As the Sirius Star, the hijacked Saudi supertanker carrying 2 million barrels of oil, sits captive off the coast of Somalia, U.S. officials and piracy experts warn that its capture marks a turning point in Somali piracy that is escalating out of control.
To drive the point home, hijackers swarmed onto an Iranian cargo ship today, making it the seventh vessel hijacked off the Somalia coast in the last 12 days.
While November has a been banner month for Somali pirates, they have been busy all year. The International Maritime Bureau counts 93 ships attacked this year and 37 of them captured successfully.
At least 14 ships are currently being held hostage by pirates, including the Ukranian ship MV Faina that was loaded with Russian tanks, rocket propelled grenades and tons of ammunition when it was seized by Somali pirates in September.
The MV Faini and the Sirius Star are now anchored near each other in well-known pirate enclaves along the Somali coast while ransom negotiations proceed.
But the hijacking of the Sirius Star was shocking because of its size, and the scope of the operation.
The vessel is the largest ship ever hijacked, roughly the size of a U.S. aircraft carrier, and its booty of oil is worth an estimated $100 million.
Even more alarming is where the attack occurred -- 450 nautical miles off the East African coast and 200 miles farther south than any of the earlier hijackings. That has led experts to believe that the pirates have extended their reach by working from larger "mother ships."
"It's a game changer," a senior U.S. defense official told ABC News.
The Navy's aware of a mother ship that operates off the Gulf of Aden, but since this attack happened significantly south of there, investigators are trying to figure out how it was carried out. They assume it's another mother ship, but so far, they have not found it.
"It absolutely marks a fundamental shift in the pirates' ability to conduct operations," Lt. Nathan Christensen, the spokesman for the U.S. Navy Fifth Fleet, told ABC News.

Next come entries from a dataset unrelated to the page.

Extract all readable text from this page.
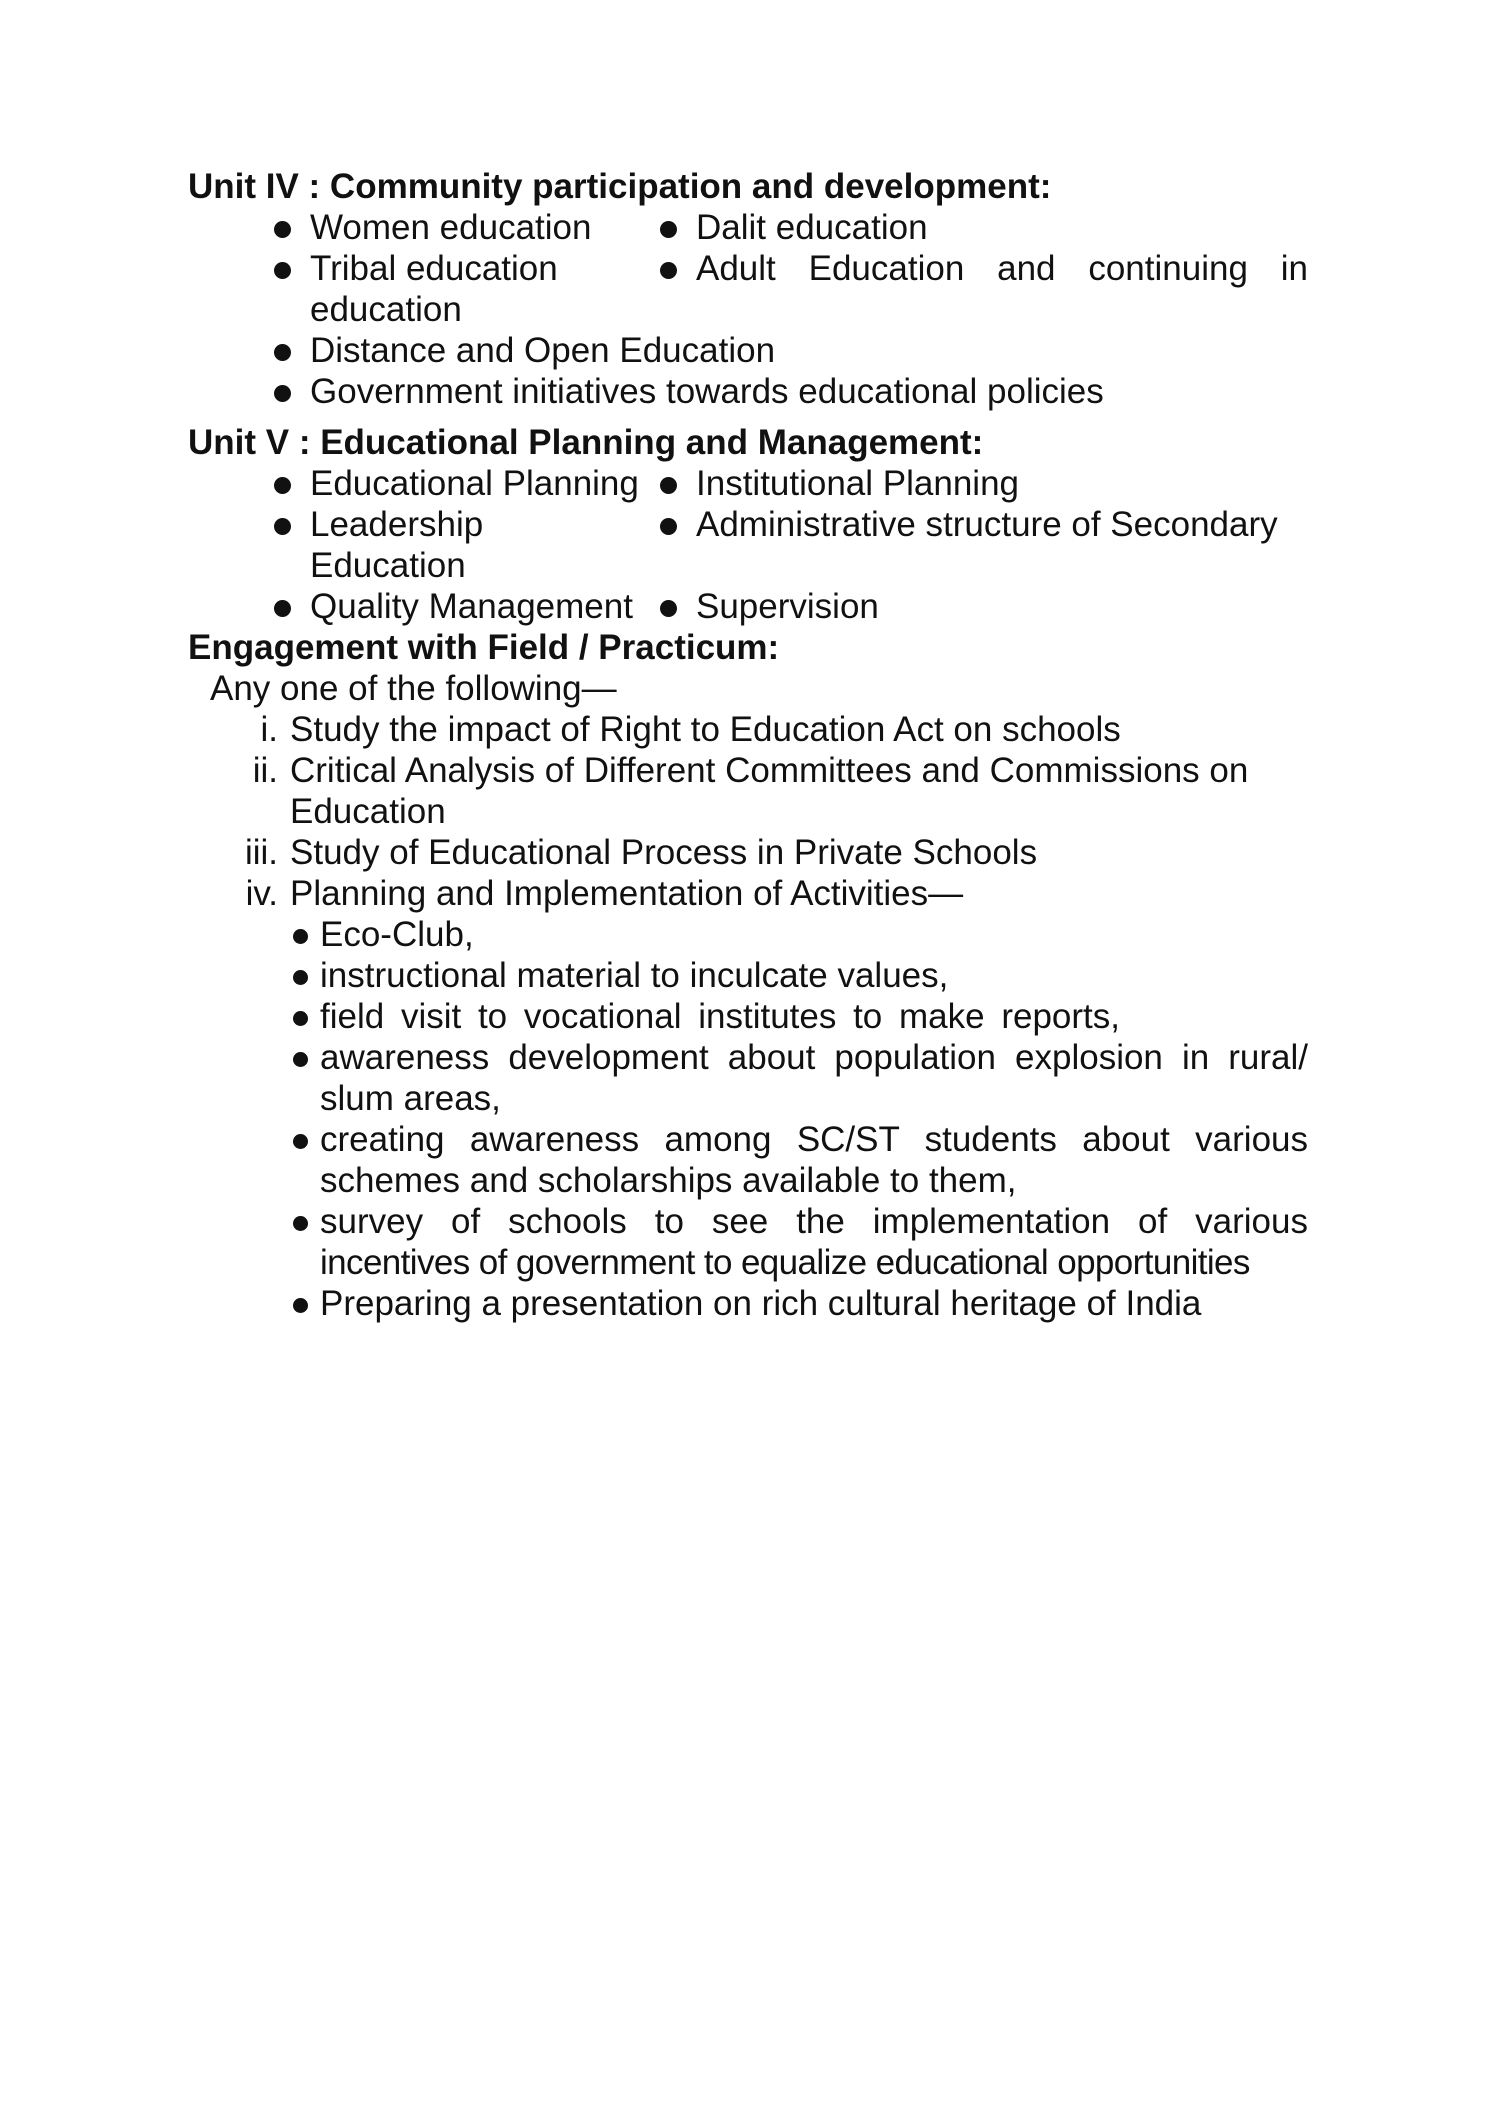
Unit IV : Community participation and development:
Women education	Dalit education
Tribal education	Adult Education and continuing in
education
Distance and Open Education
Government initiatives towards educational policies
Unit V : Educational Planning and Management:
Educational Planning Institutional Planning
Leadership	Administrative structure of Secondary
Education
Quality Management Supervision
Engagement with Field / Practicum:
Any one of the following—
i. Study the impact of Right to Education Act on schools
ii. Critical Analysis of Different Committees and Commissions on
Education
iii. Study of Educational Process in Private Schools
iv. Planning and Implementation of Activities—
Eco-Club,
instructional material to inculcate values,
field visit to vocational institutes to make reports,
awareness development about population explosion in rural/
slum areas,
creating awareness among SC/ST students about various
schemes and scholarships available to them,
survey of schools to see the implementation of various
incentives of government to equalize educational opportunities
Preparing a presentation on rich cultural heritage of India
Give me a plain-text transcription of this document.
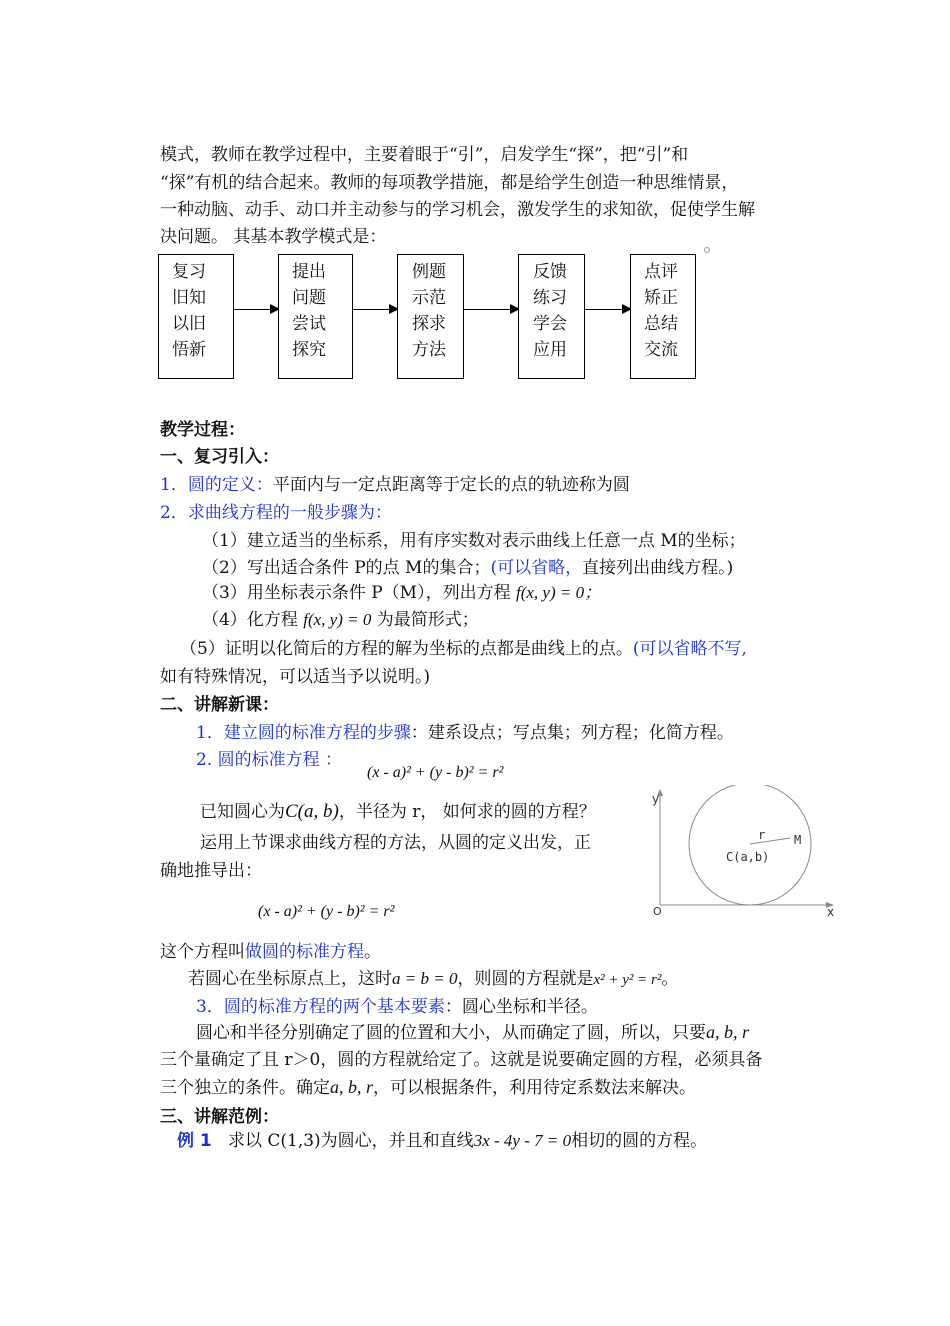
模式，教师在教学过程中，主要着眼于“引”，启发学生“探”，把“引”和
“探”有机的结合起来。教师的每项教学措施，都是给学生创造一种思维情景，
一种动脑、动手、动口并主动参与的学习机会，激发学生的求知欲，促使学生解
决问题。 其基本教学模式是：
复习
旧知
以旧
悟新
提出
问题
尝试
探究
例题
示范
探求
方法
反馈
练习
学会
应用
点评
矫正
总结
交流
教学过程：
一、复习引入：
1．圆的定义：平面内与一定点距离等于定长的点的轨迹称为圆
2．求曲线方程的一般步骤为：
（1）建立适当的坐标系，用有序实数对表示曲线上任意一点 M的坐标；
（2）写出适合条件 P的点 M的集合；(可以省略，直接列出曲线方程。)
（3）用坐标表示条件 P（M），列出方程 f(x, y) = 0；
（4）化方程 f(x, y) = 0 为最简形式；
（5）证明以化简后的方程的解为坐标的点都是曲线上的点。(可以省略不写,
如有特殊情况，可以适当予以说明。)
二、讲解新课：
1．建立圆的标准方程的步骤：建系设点；写点集；列方程；化简方程。
2. 圆的标准方程 ：
(x - a)² + (y - b)² = r²
已知圆心为C(a, b)，半径为 r， 如何求的圆的方程？
运用上节课求曲线方程的方法，从圆的定义出发，正
确地推导出：
(x - a)² + (y - b)² = r²
y
x
O
r M
C(a,b)
这个方程叫做圆的标准方程。
若圆心在坐标原点上，这时a = b = 0，则圆的方程就是x² + y² = r²。
3．圆的标准方程的两个基本要素：圆心坐标和半径。
圆心和半径分别确定了圆的位置和大小，从而确定了圆，所以，只要a, b, r
三个量确定了且 r＞0，圆的方程就给定了。这就是说要确定圆的方程，必须具备
三个独立的条件。确定a, b, r，可以根据条件，利用待定系数法来解决。
三、讲解范例：
例 1 求以 C(1,3)为圆心，并且和直线3x - 4y - 7 = 0相切的圆的方程。
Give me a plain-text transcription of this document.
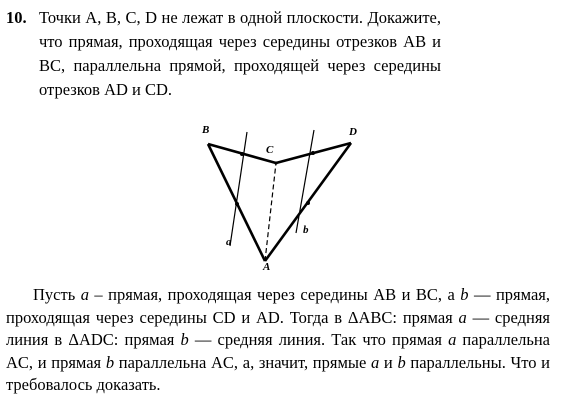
10. Точки A, B, C, D не лежат в одной плоскости. Докажите, что прямая, проходящая через середины отрезков AB и BC, параллельна прямой, проходящей через середины отрезков AD и CD.
B
C
D
A
a
b

Пусть a – прямая, проходящая через середины AB и BC, а b — прямая, проходящая через середины CD и AD. Тогда в ΔABC: прямая a — средняя линия в ΔADC: прямая b — средняя линия. Так что прямая a параллельна AC, и прямая b параллельна AC, а, значит, прямые a и b параллельны. Что и требовалось доказать.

The operation shows the pirates are using more sophisticated technologies like GPS and are becoming more organized, he said.
"The attack on the tanker definitely represents an increased capability," Christensen said.
The threat from piracy has prompted a tidal shift in the shipping industry with the world's navies trying to establish a safe corridor, shipping companies facing rising costs in protection and evasion, and at least one seagoing-guns-for-hire company bulking up.
Blackwater Worldwide, which made a name for itself providing security in Iraq, has outfitted a ship with a helicopter pad and a well-armed crew to escort ships through pirate-infested waters.
Blackwater spokeswoman Anne Tyrell said the company has been contacted by 67 shipping and insurance companies, but no contracts have been signed.
Since August the Combined Maritime Force, which includes the Fifth Fleet along with the United Kingdom, France and Spain, has stepped up its patrolling of the area, which includes the Gulf of Aden.
The CMF has created an international traffic corridor, a route it recommends that vessels, use where there will be additional protection. Christensen said that since the corridor has existed, the number of attacks has gone down 20 percent.